L’open source, un catalyseur d’innovation dans le secteur financier

securite informatique 16 Nov

L’ouverture constante de l’industrie financière sur la technologie open source n’est pas seulement motivée par le prix d’achat des licences. Elle trouve aussi sa motivation dans le besoin d’améliorer et de rationaliser la gestion de centaines de systèmes différents et disparates que les institutions financières utilisent au quotidien dans leurs différents services. Eclairage.
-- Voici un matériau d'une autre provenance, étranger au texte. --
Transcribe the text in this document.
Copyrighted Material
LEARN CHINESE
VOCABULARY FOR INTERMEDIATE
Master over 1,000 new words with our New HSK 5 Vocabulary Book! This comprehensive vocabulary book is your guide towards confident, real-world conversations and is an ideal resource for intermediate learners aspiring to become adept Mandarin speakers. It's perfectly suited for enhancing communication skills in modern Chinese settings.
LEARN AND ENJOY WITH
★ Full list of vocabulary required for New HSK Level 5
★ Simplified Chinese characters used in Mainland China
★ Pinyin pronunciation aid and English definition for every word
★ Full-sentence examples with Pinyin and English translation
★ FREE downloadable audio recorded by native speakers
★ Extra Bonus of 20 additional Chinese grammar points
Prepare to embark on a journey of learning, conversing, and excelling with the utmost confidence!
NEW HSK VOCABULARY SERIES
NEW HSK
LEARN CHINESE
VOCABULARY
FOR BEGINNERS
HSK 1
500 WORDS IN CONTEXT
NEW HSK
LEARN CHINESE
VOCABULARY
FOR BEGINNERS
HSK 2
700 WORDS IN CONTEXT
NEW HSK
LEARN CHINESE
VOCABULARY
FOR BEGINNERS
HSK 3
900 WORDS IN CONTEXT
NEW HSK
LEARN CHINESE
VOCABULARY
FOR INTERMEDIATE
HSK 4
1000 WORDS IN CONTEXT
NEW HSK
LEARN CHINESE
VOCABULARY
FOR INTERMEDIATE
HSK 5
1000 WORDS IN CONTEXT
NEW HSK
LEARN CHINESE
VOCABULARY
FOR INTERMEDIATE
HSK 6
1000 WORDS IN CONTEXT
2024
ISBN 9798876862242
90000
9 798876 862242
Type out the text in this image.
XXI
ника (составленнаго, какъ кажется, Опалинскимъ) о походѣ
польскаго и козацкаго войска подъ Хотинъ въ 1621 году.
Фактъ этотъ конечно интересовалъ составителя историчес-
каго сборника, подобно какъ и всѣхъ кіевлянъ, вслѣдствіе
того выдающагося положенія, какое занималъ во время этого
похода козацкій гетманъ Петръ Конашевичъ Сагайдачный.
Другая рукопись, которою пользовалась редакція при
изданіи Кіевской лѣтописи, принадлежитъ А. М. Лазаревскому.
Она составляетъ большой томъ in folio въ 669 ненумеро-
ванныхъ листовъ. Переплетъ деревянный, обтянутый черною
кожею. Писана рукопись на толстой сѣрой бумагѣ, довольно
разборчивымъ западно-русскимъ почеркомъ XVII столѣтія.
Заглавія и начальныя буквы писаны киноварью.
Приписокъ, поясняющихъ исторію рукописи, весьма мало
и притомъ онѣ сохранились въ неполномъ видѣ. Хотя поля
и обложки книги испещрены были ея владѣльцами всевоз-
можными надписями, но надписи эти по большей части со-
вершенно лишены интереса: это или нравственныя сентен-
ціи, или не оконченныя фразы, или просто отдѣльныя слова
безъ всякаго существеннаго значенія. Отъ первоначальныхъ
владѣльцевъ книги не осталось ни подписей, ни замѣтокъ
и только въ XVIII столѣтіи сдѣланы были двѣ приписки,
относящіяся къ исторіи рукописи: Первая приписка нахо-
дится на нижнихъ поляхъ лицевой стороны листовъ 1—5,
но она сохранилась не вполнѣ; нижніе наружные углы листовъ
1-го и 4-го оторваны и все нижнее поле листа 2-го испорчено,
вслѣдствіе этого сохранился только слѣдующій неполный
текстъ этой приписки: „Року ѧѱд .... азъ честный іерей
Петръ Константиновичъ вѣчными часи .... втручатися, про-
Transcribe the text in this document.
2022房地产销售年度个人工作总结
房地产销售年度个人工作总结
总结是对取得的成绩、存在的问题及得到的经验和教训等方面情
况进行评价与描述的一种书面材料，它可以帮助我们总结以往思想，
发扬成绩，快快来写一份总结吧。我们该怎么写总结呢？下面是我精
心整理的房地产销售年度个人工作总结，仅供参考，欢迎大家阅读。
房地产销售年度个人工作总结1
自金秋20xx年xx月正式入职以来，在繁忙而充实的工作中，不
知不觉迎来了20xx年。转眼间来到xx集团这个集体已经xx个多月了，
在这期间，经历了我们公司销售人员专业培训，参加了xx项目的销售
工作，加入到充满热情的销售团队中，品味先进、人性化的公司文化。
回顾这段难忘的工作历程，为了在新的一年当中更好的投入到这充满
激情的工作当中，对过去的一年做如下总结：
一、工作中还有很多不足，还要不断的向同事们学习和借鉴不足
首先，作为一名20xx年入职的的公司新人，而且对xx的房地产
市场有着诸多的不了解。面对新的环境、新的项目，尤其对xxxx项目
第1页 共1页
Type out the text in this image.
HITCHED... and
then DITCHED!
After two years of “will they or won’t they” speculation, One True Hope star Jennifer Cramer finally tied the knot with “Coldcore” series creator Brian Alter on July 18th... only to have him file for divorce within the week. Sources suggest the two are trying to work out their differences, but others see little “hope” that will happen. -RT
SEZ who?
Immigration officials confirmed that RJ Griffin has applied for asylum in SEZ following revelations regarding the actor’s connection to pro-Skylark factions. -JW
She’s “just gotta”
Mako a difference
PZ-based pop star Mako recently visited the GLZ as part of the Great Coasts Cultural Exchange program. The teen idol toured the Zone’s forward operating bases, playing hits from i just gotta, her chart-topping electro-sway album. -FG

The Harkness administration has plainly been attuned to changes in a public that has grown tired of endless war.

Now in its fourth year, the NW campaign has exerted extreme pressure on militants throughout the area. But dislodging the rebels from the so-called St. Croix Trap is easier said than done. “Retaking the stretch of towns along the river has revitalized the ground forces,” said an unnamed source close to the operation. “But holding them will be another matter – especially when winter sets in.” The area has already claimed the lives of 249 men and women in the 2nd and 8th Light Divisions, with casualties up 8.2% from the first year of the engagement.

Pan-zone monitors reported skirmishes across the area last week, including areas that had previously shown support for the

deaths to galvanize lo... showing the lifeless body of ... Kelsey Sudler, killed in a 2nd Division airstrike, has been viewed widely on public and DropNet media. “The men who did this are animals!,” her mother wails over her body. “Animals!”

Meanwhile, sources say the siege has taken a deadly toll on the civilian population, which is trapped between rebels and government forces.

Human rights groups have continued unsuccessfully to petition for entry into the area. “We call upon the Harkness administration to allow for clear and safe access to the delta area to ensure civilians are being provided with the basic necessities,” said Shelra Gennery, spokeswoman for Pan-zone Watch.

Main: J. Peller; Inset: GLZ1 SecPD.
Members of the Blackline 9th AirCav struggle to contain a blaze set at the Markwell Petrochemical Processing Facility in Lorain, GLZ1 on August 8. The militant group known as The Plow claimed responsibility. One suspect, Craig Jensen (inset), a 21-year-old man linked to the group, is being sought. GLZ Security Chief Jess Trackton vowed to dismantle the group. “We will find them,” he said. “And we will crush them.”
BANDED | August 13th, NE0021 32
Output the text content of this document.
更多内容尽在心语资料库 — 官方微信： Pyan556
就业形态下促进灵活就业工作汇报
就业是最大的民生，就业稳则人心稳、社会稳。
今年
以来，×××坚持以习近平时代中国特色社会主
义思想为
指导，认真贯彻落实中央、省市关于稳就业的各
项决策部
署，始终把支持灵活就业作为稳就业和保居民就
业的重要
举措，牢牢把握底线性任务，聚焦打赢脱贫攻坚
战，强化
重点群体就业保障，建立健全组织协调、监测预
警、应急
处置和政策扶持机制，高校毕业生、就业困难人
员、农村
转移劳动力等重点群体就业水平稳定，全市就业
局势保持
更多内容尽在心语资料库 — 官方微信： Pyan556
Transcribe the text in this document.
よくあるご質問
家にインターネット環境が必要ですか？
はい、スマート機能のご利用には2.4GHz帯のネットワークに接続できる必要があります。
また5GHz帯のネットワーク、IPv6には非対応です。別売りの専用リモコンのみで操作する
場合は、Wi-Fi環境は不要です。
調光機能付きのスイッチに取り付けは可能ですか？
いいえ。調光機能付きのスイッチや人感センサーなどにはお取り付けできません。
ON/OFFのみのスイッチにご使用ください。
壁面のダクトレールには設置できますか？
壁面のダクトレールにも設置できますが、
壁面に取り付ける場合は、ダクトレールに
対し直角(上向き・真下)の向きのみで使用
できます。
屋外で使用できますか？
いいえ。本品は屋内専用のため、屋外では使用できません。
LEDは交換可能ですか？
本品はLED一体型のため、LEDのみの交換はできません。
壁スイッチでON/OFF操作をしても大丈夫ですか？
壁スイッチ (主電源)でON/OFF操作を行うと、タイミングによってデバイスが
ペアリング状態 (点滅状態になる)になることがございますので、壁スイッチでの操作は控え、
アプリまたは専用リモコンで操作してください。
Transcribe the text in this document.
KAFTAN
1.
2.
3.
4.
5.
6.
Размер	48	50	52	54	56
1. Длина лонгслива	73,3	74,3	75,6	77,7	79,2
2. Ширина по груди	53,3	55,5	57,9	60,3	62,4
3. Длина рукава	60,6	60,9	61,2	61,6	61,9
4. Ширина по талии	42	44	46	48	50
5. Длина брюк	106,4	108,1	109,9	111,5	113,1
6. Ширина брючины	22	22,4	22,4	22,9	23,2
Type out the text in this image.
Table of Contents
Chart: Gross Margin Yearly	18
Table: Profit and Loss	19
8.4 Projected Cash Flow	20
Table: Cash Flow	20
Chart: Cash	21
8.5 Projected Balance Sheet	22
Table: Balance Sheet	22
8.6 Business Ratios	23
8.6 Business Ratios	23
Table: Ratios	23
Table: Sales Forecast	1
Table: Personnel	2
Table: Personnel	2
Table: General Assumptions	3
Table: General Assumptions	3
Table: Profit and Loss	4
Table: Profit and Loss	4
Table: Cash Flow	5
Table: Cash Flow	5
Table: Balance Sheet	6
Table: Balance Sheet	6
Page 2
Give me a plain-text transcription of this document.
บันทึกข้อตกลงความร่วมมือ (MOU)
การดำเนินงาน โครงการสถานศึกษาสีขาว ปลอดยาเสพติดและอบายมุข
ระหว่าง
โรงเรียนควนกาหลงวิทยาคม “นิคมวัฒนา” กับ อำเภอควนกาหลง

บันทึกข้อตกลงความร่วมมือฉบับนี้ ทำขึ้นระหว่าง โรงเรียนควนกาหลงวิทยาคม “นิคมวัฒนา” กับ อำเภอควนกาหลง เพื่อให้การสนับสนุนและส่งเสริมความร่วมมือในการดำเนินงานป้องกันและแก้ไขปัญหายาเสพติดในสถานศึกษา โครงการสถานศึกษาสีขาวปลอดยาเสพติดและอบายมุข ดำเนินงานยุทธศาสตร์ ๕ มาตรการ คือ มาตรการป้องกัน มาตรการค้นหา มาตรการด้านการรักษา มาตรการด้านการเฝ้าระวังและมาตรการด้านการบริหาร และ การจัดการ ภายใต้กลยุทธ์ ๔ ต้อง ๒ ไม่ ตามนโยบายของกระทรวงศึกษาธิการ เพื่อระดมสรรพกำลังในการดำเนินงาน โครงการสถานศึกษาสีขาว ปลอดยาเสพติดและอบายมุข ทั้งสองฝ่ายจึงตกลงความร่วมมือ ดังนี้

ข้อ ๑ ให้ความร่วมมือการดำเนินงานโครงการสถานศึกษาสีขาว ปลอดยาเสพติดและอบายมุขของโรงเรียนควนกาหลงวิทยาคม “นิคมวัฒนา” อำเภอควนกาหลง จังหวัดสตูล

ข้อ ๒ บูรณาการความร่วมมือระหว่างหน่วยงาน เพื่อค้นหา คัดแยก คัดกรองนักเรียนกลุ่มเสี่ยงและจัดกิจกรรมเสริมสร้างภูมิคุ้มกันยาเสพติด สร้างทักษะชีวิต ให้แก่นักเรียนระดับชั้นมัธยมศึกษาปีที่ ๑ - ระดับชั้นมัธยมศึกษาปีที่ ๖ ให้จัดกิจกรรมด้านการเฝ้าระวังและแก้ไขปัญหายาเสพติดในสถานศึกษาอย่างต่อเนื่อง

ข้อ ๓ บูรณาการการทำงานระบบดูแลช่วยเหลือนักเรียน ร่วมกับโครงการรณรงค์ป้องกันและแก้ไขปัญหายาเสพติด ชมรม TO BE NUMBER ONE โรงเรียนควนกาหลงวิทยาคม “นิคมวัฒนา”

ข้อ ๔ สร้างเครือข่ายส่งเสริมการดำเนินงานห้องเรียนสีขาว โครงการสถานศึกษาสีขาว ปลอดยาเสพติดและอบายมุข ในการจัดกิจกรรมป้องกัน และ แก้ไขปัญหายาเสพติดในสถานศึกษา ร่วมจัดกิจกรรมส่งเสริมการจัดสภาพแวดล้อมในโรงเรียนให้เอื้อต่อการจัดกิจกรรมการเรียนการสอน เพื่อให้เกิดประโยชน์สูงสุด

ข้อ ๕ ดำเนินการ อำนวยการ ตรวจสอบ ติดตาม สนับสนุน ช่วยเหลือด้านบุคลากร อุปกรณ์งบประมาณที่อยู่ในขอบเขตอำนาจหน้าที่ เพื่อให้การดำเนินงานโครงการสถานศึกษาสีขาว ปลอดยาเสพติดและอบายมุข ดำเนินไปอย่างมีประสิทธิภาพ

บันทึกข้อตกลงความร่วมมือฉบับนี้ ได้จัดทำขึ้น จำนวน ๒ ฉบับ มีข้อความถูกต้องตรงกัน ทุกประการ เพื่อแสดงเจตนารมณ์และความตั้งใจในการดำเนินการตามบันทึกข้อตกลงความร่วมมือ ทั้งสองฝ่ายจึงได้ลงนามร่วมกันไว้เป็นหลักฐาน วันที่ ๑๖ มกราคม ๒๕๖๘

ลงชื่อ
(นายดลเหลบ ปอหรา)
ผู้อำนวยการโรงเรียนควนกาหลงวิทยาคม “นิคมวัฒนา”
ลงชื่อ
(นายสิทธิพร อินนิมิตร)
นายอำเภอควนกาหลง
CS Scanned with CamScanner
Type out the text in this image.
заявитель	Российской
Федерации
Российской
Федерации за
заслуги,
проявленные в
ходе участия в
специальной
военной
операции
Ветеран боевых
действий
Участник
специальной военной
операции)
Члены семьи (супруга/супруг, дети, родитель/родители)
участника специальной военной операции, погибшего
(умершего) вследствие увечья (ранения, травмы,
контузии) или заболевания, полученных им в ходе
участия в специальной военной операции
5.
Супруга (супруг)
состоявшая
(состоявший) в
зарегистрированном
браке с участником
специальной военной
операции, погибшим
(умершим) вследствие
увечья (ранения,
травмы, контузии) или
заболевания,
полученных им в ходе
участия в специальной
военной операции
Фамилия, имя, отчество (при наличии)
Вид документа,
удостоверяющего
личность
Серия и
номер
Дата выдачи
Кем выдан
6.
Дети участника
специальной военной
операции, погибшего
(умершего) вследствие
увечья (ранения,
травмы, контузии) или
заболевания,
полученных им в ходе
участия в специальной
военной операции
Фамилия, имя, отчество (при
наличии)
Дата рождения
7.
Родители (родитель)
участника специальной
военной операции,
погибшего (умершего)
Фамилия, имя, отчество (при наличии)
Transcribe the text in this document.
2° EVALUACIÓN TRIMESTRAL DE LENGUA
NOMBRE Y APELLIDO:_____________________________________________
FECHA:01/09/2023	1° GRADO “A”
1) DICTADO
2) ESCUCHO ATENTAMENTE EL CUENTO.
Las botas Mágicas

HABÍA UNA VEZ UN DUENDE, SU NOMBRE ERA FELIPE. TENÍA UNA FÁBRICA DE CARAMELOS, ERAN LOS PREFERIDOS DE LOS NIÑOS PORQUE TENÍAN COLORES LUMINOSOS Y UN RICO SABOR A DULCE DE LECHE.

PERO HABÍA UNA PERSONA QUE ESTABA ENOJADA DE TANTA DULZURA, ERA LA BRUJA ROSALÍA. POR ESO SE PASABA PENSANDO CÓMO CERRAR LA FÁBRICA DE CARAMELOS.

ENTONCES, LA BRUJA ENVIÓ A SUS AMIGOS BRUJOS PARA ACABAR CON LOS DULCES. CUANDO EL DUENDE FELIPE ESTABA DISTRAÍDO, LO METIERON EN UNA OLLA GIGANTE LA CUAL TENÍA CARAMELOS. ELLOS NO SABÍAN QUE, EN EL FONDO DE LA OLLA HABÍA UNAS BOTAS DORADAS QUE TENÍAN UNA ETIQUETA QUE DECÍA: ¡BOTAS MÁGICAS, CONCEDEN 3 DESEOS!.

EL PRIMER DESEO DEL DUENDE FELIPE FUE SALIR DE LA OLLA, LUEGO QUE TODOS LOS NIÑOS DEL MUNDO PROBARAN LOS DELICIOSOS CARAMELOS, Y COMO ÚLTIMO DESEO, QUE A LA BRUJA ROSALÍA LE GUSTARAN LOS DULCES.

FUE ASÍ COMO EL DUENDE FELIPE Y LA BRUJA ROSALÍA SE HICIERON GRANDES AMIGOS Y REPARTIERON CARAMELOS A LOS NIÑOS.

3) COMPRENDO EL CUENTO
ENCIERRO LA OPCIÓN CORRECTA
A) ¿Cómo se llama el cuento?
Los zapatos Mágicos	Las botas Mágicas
L’open source offre un réel avantage concurrentiel

Explorer, innover et réduire le coût global de gestion des vastes structures informatiques… l’open source permet au secteur de la finance de rester dynamique dans un contexte ultra-concurrentiel. Les solutions open source constituent également le moyen le plus rapide et le plus efficace de transformer les idées en systèmes opérationnels sécurisés. Du langage Java, en passe d’être confié à une fondation open source, Node. js et Python, aux architectures basées sur Linux, Docker et Kubernetes, en passant par les solutions GitHub, Puppet, Chef, Apache Maven et Jenkins, les institutions financières peuvent désormais réduire considérablement le coût et la complexité du processus de recrutement, de formation, etc. Lorsqu’on sait qu’elles exécutent des milliers d’applications simultanément et embauchent des dizaines de milliers de collaborateurs offshores pour les gérer, ce facteur à lui seul est en mesure de compenser les coûts de licence.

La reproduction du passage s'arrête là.